The Brandeis Center argued that ending the federal monitoring and supervision of NYU would be “absurd” and dangerously premature at a time when, as noted in a recent news article, “many of its Jewish students feel under attack.”
In addition, noted the Brandeis Center, NYU has also failed to fulfill numerous commitments under the agreement. For example, it has not properly described how antisemitism can manifest itself in the campus environment nor modified its anti-discrimination policy to explicitly include discrimination against and harassment of Jews based on their ancestral and ethnic identity, including their actual or perceived affiliation with Israel – a common contemporary manifestation of antisemitism and the source of much of the harassment that prompted the agreement.
The complaint described attempting to prevent Jewish students from expressing their ethnic identity, vandalizing symbols associated with that identity, and disrupting events. Yet, none of these behaviors are mentioned in the school’s policy. NYU also failed to include examples related to Holocaust denial or distortion; the demonization or delegitimization of Israel; accusations of dual loyalty targeting Jews; attempts to hold Jews collectively responsible for perceived offenses; or antisemitic conspiracy theories which have fueled several recent violent hate crimes in the United States. Its examples instead focus on the targeting of students due to their physical appearance, religious dress, or country of origin.
In addition, NYU appears to have failed to meet the deadlines it accepted and amend and disseminate to the NYU community its revised discrimination and harassment policy, leaving minimal time for the university or OCR to evaluate the effectiveness of its new policy.
“To discontinue monitoring in this context would send precisely the wrong message: it would tell Jewish students and their harassers that even on campuses under OCR supervision, the government’s civil rights watchdogs will not require universities to keep their word and protect Jewish students facing continued harassment. These students are on their own. This is an unacceptable response to discrimination and harassment,” concluded the Brandeis Center.
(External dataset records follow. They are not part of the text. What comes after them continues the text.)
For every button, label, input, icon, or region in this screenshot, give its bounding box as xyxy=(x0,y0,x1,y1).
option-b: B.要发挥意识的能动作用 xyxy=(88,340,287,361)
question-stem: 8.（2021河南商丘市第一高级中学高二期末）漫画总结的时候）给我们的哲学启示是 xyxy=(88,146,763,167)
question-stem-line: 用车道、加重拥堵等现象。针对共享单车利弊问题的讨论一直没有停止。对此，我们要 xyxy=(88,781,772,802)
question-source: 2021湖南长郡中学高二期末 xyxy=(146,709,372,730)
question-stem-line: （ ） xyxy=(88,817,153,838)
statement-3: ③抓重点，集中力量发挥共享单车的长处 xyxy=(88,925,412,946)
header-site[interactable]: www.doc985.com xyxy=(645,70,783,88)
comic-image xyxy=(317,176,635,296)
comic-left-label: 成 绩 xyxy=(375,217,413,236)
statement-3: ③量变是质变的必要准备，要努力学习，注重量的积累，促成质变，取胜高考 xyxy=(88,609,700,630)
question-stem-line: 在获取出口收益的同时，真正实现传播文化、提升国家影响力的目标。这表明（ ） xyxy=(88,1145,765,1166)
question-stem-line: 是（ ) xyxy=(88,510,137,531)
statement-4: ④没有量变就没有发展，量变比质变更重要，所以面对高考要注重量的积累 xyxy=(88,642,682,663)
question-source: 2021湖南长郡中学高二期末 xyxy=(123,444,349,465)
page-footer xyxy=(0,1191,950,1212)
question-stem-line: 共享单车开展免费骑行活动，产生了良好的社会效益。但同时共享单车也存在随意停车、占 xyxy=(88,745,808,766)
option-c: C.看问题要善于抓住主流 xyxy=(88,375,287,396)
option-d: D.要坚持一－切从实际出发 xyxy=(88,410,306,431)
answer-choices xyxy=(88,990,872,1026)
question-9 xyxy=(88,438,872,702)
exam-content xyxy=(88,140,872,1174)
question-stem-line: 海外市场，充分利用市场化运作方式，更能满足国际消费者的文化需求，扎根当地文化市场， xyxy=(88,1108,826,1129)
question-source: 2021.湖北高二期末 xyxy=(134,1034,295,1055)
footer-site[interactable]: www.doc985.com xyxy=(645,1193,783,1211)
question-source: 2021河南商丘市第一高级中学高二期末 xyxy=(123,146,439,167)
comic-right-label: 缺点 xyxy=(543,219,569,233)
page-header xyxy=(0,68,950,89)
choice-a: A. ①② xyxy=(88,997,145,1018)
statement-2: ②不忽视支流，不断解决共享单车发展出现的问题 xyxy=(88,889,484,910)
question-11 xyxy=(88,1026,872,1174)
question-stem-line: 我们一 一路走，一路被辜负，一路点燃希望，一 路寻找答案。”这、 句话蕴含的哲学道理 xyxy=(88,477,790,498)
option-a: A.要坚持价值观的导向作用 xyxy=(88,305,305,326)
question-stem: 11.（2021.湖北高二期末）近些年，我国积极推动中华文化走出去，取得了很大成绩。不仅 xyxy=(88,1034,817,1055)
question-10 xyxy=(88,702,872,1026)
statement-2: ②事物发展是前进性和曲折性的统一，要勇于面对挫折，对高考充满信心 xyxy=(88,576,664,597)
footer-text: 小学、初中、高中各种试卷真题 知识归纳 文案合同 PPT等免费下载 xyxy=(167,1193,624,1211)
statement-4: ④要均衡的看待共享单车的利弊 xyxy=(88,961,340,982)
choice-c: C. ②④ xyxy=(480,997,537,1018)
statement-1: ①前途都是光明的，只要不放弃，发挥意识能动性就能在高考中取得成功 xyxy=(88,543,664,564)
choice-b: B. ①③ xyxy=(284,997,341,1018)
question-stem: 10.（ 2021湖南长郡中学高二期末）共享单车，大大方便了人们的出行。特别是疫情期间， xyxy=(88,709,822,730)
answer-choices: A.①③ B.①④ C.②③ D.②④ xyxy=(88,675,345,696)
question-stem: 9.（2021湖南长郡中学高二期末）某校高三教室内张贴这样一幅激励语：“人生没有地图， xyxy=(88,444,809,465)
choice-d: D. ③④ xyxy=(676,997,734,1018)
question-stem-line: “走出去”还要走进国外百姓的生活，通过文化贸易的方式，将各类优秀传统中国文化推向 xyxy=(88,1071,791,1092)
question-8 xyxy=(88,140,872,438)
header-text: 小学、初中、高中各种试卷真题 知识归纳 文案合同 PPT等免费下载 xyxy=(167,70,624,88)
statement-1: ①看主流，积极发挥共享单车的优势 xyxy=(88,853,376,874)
The original complaint, filed on behalf of then-NYU senior Adela Cojab, alleged “two years of extreme antisemitism on the NYU campus which has created an intolerable and unlawful hostile atmosphere for Jewish students” due to a slew of antisemitic incidents instigated by members of Students for Justice in Palestine. In one incident a student tweeted he wanted all “Zionists to die,” and another incident involved a physical attack on pro-Israel students in Washington Square Park. SJP also attempted to shut down a student celebration of Israel’s 70th birthday. Although SJP’s actions blatantly violated numerous NYU policies, NYU failed to hold SJP accountable and even presented the group with a service award. The complaint made headlines as the first to be brought after President Trump issued an executive order addressing rising anti-Semitism on campuses nationwide.
“NYU is in the unique position to lead by example and take a strong stance against antisemitism, in all of its forms — which is precisely why I am saddened to see the school place such little weight and urgency on their own Resolution Agreement,” Cojab stated. “To Jewish students, the Resolution Agreement was meant to be a step forward, a sign that NYU, and OCR, were working to properly address and prevent growing anti-Jewish hatred, but the university’s seemingly aloof response makes it seem like it was a mere pleasantry. I, along with current and future Jewish students, am placing my trust in OCR to enforce Title VI, oversee university compliance, and ensure those under its protected classes, Jewish students included, have access to an academic environment free from discrimination and harassment.”